Mickey Gilley Biography

9 March 1936, Natchez, Louisiana, USA, but raised in Ferriday, Louisiana. Gilley is a cousin to Jerry Lee Lewis and the evangelist Jimmy Swaggart. He grew up with his cousins and his mother, a waitress, who saved her money to buy him a piano when he was 12 years old. Gilley left Louisiana when he was 17 and started working in bars in Houston. His first record was ‘Tell Me Why’ for the aptly named Minor label in 1953. He had regional success in 1959 with ‘Is It Wrong?’, with Kenny Rogers on bass. In 1964 he started a record label, Astro, in Houston and again did well locally with ‘Lonely Wine’; the resulting album is now valued at £200 a copy. In 1968 he signed with Louisiana’s Paula label and had short-lived success with ‘Now I Can Live Again’. He was heard at the Des Nesadel club in Houston by Sherwood Cryer, a local businessman. Cryer was impressed with Gilley’s performance and invited him to his club, Shelley’s, in Pasadena, Texas, with a view to establishing a partnership.

In 1971, the club reopened as Gilley’s, and through regular exposure on television, became very popular. Gilley himself was a resident performer and, to please a jukebox operator, he recorded Harlan Howard’s ‘She Called Me Baby’ for his Astro label. The Houston disc jockeys preferred the b-side, a revival of George Morgan’s country hit ‘Room Full Of Roses’. In 1974, Playboy magazine, which had its own label, reissued it nationally and ‘Room Full Of Roses’ was a number 1 US country hit and also made the Top 50 of the pop charts. Continuing with his country ‘flower power’, he followed it with another chart-topping revival, ‘I Overlooked An Orchid’. His success on the US country charts was soon outstripping his cousin’s as he had number 1 records with revivals (‘City Lights’, ‘Window Up Above’, ‘Bring It On Home To Me’) and with new songs (‘Don’t The Girls All Get Prettier At Closing Time’, ‘She’s Pulling Me Back Again’).
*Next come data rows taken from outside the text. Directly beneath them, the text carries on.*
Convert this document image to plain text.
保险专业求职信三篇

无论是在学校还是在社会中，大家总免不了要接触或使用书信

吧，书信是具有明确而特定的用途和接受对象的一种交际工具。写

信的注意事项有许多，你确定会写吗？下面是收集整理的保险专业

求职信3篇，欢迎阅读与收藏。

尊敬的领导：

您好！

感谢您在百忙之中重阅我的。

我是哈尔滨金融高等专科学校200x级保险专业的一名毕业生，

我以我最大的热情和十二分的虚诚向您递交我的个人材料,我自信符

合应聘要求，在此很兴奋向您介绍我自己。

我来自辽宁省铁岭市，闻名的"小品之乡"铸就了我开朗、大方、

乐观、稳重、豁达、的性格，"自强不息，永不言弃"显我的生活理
Gilley also made the US country Top 10 with ‘Overnight Sensation’, a duet with Playmate-turned-country singer Barbi Benton. However, most of his records, for the good or the worse, were strongly influenced by Jerry Lee Lewis and were made quickly and cheaply.

After Gilley signed with Epic Records, the producer Jim Ed Norman was determined to take him out of Lewis’ shadow and have him spend more time on his records. His revival of ‘True Love Ways’ was a US number 1 country hit in 1980 and was followed by ‘Stand By Me’, which he sang in Urban Cowboy, a movie starring John Travolta - and a mechanical bull - and set in Gilley’s. Gilley’s was so successful that it had been extended to take 3, 500 customers and Cryer, having the patent on the mechanical bull, made a fortune by selling them to other clubs. ‘Stand By Me’ made number 22 on the US pop charts, and Johnny Lee, the band leader at Gilley’s, also did well with ‘Lookin’ For Love’. Gilley continued his run of country number 1s with revivals of ‘You Don’t Know Me’ and ‘Talk To Me’, and ‘That’s All That Matters’, ‘A Headache Tomorrow (Or A Heartache Tonight)’, ‘Lonely Nights’, ‘Put Your Dreams Away’, ‘Fool For Your Love’ and the 1983 duet with Charly McClain, ‘Paradise Tonight’. In 1987 he split acrimoniously with Cryer, which resulted in the closure of Gilley’s club. After a legal action, Gilley was awarded $17 million, which included considerable back-royalties on T-shirt sales alone.

No longer confined to the club, Gilley has toured extensively, but has not tried to build a UK following. He also opened a theatre in Branson, Missouri in the 90s. Surprisingly, Gilley has only ever had three singles released in the UK (‘Room Full Of Roses’, ‘Stand By Me’ and ‘You Don’t Know Me’). Gilley mentions Jerry Lee Lewis in his stage show, also performing ‘Great Balls Of Fire’, and is keen to record an album with his cousin. He says, ‘I’ve always given Jerry Lee credit for being the best talent in the family. He created that piano style and it rubbed off on me.’ Gilley underwent major surgery in 2003.